Technol Health Care. 2024;32(6):4965-4982. doi: 10.3233/THC-240158.
More than a million people are affected by brain tumors each year; high-grade gliomas (HGGs) and low-grade gliomas (LGGs) present serious diagnostic and treatment hurdles, resulting in shortened life expectancies. Glioma segmentation is still a significant difficulty in clinical settings, despite improvements in Magnetic Resonance Imaging (MRI) and diagnostic tools. Convolutional neural networks (CNNs) have seen recent advancements that offer promise for increasing segmentation accuracy, addressing the pressing need for improved diagnostic and therapeutic approaches.
The study intended to develop an automated glioma segmentation algorithm using CNN to accurately identify tumor components in MRI images. The goal was to match the accuracy of experienced radiologists with commercial instruments, hence improving diagnostic precision and quantification.
285 MRI scans of high-grade gliomas (HGGs) and low-grade gliomas (LGGs) were analyzed in the study. T1-weighted sequences were utilised for segmentation both pre-and post-contrast agent administration, along with T2-weighted sequences (with and without Fluid Attenuation by Inversion Recovery [FAIRE]). The segmentation performance was assessed with a U-Net network, renowned for its efficacy in medical image segmentation. DICE coefficients were computed for the tumour core with contrast enhancement, the entire tumour, and the tumour nucleus without contrast enhancement.
The U-Net network produced DICE values of 0.7331 for the tumour core with contrast enhancement, 0.8624 for the total tumour, and 0.7267 for the tumour nucleus without contrast enhancement. The results align with previous studies, demonstrating segmentation accuracy on par with professional radiologists and commercially accessible segmentation tools.
The study developed a CNN-based automated segmentation system for gliomas, achieving high accuracy in recognising glioma components in MRI images. The results confirm the ability of CNNs to enhance the accuracy of brain tumour diagnoses, suggesting a promising avenue for future research in medical imaging and diagnostics. This advancement is expected to improve diagnostic processes for clinicians and patients by providing more precise and quantitative results.
每年有超过 100 万人受到脑肿瘤的影响;高级别胶质瘤(HGG)和低级别胶质瘤(LGG)在诊断和治疗方面存在严重的障碍,导致预期寿命缩短。尽管磁共振成像(MRI)和诊断工具有所改进,但胶质瘤分割仍然是临床环境中的一个重大难题。
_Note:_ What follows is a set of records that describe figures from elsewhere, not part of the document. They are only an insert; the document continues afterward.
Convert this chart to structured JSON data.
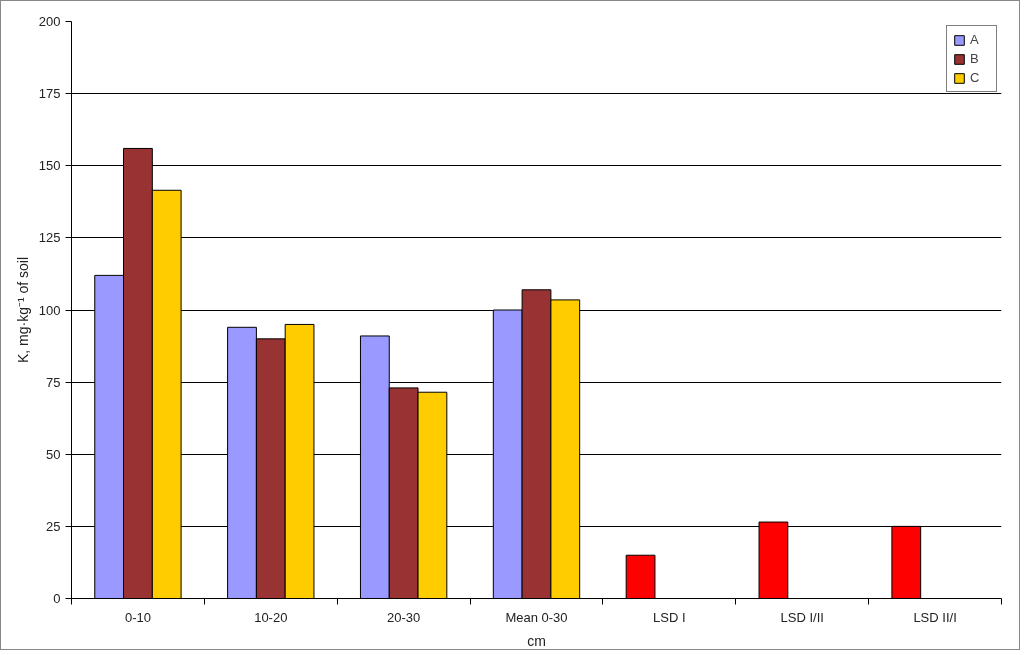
{
  "chart_data": {
    "type": "bar",
    "xlabel": "cm",
    "ylabel": "K, mg·kg⁻¹ of soil",
    "categories": [
      "0-10",
      "10-20",
      "20-30",
      "Mean 0-30",
      "LSD I",
      "LSD I/II",
      "LSD II/I"
    ],
    "series": [
      {
        "name": "A",
        "color": "#9999ff",
        "colors": [
          "#9999ff",
          "#9999ff",
          "#9999ff",
          "#9999ff",
          "#ff0000",
          "#ff0000",
          "#ff0000"
        ],
        "values": [
          112,
          94,
          91,
          100,
          15,
          26.5,
          25
        ]
      },
      {
        "name": "B",
        "color": "#993333",
        "values": [
          156,
          90,
          73,
          107,
          null,
          null,
          null
        ]
      },
      {
        "name": "C",
        "color": "#ffcc00",
        "values": [
          141.5,
          95,
          71.5,
          103.5,
          null,
          null,
          null
        ]
      }
    ],
    "ylim": [
      0,
      200
    ],
    "yticks": [
      0,
      25,
      50,
      75,
      100,
      125,
      150,
      175,
      200
    ],
    "grid": "y",
    "legend": "top right"
  }
}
卷积神经网络(CNN)最近取得了进展,有望提高分割准确性,满足提高诊断和治疗方法的迫切需求。
本研究旨在开发一种使用 CNN 的自动胶质瘤分割算法,以准确识别 MRI 图像中的肿瘤成分。目标是使该算法与经验丰富的放射科医生和商业仪器相匹配,从而提高诊断精度和定量分析的准确性。
对 285 例高级别胶质瘤(HGG)和低级别胶质瘤(LGG)的 MRI 扫描进行了分析。分别在增强前和增强后使用 T1 加权序列以及 T2 加权序列(包括不带和带反转恢复液体衰减反转恢复[FAIRE])进行分割。使用 U-Net 网络评估分割性能,U-Net 网络在医学图像分割方面具有良好的效果。计算肿瘤核心增强、整个肿瘤和无增强肿瘤核心的 DICE 系数。
U-Net 网络对增强肿瘤核心的 DICE 值为 0.7331,对整个肿瘤的 DICE 值为 0.8624,对无增强肿瘤核心的 DICE 值为 0.7267。结果与先前的研究一致,表明该算法的分割准确性与专业放射科医生和商业上可获得的分割工具相当。
本研究开发了一种基于 CNN 的胶质瘤自动分割系统,在 MRI 图像中识别胶质瘤成分方面具有很高的准确性。研究结果证实了 CNN 提高脑肿瘤诊断准确性的能力,为医学成像和诊断领域的未来研究提供了有前途的途径。这一进展有望通过提供更精确和定量的结果,改善临床医生和患者的诊断过程。